Juror D also criticized the investigation.
"We had to go with the evidence the prosecution came up with, and it wasn't a slam dunk," he said. "The police fell down. They didn't do their job. They relied on the confession."
He added that if the prosecution hadn't offered the option of manslaughter, "The decision would have been harder. It would have been murder or nothing."
Jurors A and B disagreed, saying the police did the best they could.
"The police work wasn't shoddy," said Juror B. "There wasn't much to be found. The body was decomposed. The weapon wasn't found. I think the police did what they could with what they found."
Aki "was just lucky that nobody saw him and they never found the weapon," she said.
She said she believed Aki's first confession to the police.
"I cried watching it and felt sorry for him.
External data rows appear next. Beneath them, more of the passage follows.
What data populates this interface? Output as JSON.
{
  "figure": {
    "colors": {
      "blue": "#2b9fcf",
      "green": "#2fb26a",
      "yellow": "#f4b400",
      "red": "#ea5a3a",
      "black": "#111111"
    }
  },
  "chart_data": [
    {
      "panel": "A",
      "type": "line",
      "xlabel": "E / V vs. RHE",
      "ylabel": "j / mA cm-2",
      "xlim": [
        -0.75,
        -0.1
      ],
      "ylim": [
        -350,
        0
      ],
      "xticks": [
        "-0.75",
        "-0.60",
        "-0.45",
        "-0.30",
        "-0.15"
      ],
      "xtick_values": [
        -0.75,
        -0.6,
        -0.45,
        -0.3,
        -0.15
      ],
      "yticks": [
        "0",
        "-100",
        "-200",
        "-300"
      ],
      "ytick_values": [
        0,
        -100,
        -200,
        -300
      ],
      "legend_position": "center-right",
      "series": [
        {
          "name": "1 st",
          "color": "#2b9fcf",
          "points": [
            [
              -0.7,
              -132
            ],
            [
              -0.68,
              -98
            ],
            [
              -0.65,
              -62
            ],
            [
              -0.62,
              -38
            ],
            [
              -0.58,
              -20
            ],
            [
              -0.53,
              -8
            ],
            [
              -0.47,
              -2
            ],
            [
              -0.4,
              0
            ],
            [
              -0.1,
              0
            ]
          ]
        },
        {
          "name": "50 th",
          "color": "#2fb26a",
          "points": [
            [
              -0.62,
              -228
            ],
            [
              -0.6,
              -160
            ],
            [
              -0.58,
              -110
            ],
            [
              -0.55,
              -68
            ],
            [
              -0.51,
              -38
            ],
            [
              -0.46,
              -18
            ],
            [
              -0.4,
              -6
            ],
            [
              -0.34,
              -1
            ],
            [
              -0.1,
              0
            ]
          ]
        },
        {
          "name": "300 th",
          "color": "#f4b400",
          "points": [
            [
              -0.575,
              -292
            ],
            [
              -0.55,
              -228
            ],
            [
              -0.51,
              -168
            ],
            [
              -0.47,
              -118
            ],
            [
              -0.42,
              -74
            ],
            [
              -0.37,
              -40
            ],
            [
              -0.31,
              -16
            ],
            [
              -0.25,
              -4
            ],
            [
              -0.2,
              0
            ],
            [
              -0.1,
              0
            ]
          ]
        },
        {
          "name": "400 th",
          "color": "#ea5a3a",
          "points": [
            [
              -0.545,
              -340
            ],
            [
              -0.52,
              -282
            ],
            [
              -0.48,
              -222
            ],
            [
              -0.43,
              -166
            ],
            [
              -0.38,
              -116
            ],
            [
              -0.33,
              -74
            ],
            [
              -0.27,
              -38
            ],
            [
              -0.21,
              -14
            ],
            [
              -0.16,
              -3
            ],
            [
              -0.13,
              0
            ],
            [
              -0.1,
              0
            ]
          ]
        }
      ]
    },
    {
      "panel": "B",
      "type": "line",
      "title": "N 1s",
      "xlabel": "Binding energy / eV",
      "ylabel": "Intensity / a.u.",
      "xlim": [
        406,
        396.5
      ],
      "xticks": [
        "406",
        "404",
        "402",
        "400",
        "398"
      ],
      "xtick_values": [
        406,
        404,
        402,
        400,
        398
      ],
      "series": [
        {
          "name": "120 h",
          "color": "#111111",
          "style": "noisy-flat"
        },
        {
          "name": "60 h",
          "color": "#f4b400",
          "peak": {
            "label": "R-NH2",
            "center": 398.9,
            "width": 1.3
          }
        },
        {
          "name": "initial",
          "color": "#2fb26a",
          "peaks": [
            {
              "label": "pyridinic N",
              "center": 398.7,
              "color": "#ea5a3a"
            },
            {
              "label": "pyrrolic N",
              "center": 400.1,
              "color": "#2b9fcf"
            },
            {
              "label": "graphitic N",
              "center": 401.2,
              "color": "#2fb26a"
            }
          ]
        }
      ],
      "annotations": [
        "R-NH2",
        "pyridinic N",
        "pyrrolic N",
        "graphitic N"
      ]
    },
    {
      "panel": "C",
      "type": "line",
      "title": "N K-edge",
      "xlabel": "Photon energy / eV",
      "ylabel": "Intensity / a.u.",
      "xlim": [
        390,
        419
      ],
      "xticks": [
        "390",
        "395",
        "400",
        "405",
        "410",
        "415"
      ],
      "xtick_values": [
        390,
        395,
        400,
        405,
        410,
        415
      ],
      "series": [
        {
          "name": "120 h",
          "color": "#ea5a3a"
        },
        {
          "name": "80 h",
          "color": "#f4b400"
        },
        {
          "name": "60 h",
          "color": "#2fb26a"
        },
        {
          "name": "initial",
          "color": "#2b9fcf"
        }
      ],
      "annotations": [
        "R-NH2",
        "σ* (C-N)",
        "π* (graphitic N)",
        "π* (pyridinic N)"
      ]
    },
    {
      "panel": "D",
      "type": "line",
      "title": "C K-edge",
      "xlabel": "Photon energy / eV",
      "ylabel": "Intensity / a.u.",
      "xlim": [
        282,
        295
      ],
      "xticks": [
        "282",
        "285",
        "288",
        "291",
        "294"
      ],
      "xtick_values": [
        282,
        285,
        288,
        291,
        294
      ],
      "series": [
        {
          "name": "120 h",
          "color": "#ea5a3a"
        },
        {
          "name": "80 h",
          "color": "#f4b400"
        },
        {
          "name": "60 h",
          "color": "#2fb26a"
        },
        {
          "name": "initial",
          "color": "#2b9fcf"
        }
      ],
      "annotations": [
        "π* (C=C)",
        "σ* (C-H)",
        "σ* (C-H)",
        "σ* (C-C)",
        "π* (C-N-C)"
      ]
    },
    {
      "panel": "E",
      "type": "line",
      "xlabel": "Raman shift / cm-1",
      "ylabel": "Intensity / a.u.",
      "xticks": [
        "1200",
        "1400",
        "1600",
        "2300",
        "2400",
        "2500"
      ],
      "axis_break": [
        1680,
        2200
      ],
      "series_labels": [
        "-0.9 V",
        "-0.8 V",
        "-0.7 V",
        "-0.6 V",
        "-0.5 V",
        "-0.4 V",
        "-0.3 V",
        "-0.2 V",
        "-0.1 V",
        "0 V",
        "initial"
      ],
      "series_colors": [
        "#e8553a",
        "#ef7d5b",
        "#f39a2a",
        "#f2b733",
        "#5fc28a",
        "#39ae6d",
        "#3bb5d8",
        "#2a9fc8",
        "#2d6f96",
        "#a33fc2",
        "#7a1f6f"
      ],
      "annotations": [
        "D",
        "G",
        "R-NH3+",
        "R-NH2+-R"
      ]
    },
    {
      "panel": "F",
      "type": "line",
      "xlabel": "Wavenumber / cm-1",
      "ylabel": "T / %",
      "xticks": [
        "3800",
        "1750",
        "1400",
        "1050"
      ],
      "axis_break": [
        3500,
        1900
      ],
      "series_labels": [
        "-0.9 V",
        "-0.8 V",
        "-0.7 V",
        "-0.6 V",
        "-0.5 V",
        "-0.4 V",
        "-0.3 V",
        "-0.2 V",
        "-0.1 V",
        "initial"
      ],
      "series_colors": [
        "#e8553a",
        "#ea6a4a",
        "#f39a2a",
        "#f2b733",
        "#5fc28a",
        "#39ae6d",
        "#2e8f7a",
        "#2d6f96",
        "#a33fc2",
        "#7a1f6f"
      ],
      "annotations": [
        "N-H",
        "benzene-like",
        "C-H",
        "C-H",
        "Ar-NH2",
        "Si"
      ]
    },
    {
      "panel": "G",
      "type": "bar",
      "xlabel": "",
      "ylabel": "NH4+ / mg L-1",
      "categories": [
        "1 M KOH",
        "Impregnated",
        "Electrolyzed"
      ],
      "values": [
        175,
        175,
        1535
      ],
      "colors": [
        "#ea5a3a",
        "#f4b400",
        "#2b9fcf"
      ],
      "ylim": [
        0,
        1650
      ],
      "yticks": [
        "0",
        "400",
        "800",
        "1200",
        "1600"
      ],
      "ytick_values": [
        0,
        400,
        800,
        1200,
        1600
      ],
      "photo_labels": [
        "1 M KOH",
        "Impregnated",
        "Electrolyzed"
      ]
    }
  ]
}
I don't think he meant to do it. I think he was on drugs and everything just got out of hand.
"I think he acted alone and the confession is the story (of what happened). The story on the witness stand was a story made up after the fact to get him off the hook."
Juror A agreed, saying "the evidence supported the first confession." She added that in the taped confession Aki "just seemed so sincere. I don't think he planned it. He couldn't quite believe that he'd done it and he surprised himself."
Juror B said the process of reaching a verdict is like putting together a jigsaw puzzle.
"How many pieces do you need to see that the puzzle is a horse? People have different thresholds. Some people need a few pieces, some need lots," she said.
Star-Bulletin reporter Debra Barayuga contributed to this report.